Shang Qiang, Tang Yingping, Yin Longjiao
School of Transportation and Vehicle Engineering, Shandong University of Technology, Zibo, 255049, China.
Sci Rep. 2024 Nov 2;14(1):26473. doi: 10.1038/s41598-024-77748-1.
Reliable traffic flow data is not only crucial for traffic management and planning, but also the foundation for many intelligent applications. However, the phenomenon of missing traffic flow data often occurs, so we propose an imputation model for missing traffic flow data to overcome the randomness and instability bands of traffic flow. First, k-means clustering is used to classify road segments with traffic flow belonging to the same pattern into a group to utilize the spatial characteristics of roads fully. Then, the LSTM networks optimized with an attention mechanism are used as the base learner to extract the temporal dependence of the traffic flow. Finally, the AdaBoost algorithm is used to integrate all the LSTM-attention networks into a reinforced learner to impute the missing data. To validate the effectiveness of the proposed model, we use the PeMS dataset for validation, we impute the data with missing data rate from 10 to 60% under three missing modes, and we use multiple baseline models for comparison, which confirms that our proposed model improves the stability and accuracy of imputing the missing data of the traffic flow with different scenarios.

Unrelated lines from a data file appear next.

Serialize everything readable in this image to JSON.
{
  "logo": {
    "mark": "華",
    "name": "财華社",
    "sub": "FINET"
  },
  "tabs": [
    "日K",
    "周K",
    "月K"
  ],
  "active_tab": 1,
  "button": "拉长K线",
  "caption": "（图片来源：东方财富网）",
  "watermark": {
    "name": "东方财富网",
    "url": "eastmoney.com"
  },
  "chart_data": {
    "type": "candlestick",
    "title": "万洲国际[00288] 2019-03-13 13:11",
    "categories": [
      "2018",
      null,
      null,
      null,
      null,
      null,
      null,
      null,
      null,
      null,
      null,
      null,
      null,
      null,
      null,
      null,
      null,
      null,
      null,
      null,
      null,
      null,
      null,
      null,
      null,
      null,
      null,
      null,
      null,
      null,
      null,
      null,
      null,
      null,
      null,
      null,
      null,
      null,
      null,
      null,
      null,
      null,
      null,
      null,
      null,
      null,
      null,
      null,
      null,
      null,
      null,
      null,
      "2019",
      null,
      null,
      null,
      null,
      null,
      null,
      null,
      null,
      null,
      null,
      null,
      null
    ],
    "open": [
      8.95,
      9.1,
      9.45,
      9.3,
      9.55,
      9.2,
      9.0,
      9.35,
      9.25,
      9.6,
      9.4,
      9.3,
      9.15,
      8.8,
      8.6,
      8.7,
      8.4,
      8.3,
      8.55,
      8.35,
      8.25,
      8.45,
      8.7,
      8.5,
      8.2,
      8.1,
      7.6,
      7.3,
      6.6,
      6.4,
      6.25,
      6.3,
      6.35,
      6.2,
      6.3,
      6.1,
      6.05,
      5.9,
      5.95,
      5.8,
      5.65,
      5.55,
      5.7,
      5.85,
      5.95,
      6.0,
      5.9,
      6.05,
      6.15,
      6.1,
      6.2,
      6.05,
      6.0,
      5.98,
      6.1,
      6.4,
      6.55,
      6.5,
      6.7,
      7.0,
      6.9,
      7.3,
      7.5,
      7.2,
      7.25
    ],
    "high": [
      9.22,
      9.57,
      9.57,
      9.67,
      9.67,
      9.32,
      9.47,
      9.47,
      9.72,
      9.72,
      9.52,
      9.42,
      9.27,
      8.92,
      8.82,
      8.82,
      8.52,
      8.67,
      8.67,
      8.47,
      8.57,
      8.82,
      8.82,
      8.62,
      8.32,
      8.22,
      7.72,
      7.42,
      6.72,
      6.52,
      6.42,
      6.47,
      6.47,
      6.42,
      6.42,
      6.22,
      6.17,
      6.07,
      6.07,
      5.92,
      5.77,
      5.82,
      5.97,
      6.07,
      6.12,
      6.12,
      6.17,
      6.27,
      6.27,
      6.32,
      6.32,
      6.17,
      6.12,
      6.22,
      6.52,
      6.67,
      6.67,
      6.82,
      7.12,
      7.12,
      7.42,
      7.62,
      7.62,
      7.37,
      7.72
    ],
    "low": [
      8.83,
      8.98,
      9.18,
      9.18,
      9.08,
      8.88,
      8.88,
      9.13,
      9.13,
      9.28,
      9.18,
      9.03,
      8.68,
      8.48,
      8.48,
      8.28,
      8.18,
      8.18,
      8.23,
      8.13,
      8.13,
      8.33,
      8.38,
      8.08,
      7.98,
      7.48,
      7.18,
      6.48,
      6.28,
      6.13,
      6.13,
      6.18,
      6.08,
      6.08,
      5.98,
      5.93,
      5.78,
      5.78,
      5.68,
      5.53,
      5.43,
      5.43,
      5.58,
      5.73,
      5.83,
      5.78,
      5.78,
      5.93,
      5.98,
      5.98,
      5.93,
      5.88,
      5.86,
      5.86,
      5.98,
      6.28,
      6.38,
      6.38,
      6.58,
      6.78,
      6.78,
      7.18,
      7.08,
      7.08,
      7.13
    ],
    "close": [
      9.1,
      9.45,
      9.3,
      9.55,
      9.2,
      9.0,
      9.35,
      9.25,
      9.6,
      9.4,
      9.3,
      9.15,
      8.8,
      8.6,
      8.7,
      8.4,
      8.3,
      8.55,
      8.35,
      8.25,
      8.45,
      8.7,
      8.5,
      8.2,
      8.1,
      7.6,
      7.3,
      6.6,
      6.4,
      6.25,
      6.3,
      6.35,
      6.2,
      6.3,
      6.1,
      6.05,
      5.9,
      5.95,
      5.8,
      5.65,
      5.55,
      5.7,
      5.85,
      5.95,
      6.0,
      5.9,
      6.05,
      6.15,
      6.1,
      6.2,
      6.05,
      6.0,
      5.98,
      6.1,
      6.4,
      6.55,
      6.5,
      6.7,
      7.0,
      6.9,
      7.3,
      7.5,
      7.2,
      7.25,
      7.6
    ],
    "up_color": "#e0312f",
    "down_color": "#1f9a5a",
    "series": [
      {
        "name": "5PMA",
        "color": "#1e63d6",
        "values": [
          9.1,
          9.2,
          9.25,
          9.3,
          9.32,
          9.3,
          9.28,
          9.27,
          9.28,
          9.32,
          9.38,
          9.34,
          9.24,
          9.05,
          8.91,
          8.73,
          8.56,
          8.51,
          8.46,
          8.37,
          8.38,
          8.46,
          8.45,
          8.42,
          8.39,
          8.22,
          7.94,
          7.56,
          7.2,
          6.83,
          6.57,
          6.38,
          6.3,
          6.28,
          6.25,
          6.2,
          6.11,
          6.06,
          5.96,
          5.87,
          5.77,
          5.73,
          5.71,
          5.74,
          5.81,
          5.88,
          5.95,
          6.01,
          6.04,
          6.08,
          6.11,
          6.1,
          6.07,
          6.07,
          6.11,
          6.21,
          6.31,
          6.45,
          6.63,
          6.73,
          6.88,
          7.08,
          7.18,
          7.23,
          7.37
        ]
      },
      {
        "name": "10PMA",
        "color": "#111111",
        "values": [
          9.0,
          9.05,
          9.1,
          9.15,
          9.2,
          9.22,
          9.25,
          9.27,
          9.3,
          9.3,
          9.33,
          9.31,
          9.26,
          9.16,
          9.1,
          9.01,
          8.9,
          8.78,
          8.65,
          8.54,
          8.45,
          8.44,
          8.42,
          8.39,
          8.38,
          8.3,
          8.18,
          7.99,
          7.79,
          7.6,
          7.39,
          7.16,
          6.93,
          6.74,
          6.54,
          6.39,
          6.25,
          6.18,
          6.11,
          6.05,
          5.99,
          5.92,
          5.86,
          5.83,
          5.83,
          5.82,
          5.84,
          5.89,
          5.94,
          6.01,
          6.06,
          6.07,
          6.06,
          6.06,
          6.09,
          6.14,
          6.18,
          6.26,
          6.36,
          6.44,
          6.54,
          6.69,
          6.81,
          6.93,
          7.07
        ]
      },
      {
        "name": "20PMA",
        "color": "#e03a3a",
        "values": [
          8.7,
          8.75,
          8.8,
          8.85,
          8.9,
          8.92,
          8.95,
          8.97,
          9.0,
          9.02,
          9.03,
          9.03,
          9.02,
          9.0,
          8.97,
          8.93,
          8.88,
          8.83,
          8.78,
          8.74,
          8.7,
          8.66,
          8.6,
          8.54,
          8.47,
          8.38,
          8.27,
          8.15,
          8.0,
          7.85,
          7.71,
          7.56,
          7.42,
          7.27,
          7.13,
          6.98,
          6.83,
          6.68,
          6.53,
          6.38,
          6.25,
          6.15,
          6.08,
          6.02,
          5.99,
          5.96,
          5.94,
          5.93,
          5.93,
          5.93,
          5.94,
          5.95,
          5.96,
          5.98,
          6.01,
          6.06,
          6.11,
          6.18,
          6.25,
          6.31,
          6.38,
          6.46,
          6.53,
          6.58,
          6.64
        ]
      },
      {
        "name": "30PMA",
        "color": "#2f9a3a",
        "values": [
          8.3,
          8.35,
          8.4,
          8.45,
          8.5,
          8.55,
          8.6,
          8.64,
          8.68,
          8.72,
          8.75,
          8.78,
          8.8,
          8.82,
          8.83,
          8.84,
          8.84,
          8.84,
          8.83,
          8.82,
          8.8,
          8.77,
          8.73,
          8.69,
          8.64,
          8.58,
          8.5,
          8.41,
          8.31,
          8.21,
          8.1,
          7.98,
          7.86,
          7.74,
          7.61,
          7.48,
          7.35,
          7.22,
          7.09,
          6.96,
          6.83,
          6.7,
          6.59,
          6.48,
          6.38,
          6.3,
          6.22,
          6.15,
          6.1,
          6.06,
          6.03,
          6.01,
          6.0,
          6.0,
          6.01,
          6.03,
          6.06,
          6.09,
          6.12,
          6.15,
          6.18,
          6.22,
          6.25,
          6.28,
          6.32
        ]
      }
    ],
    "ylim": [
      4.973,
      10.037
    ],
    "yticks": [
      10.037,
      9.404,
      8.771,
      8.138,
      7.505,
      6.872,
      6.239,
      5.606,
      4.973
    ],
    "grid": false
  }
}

可靠的交通流数据不仅对交通管理和规划至关重要,也是许多智能应用的基础。然而,交通流数据缺失现象经常发生,因此我们提出一种针对缺失交通流数据的插补模型,以克服交通流的随机性和不稳定性。首先,使用k均值聚类将交通流属于同一模式的路段分类为一组,以充分利用道路的空间特征。然后,将用注意力机制优化的长短期记忆(LSTM)网络用作基础学习器,以提取交通流的时间依赖性。最后,使用自适应增强(AdaBoost)算法将所有LSTM-注意力网络集成到一个增强学习器中,以插补缺失数据。为了验证所提模型的有效性,我们使用PeMS数据集进行验证,在三种缺失模式下对缺失数据率从10%到60%的数据进行插补,并使用多个基线模型进行比较,这证实了我们所提模型提高了在不同场景下插补交通流缺失数据的稳定性和准确性。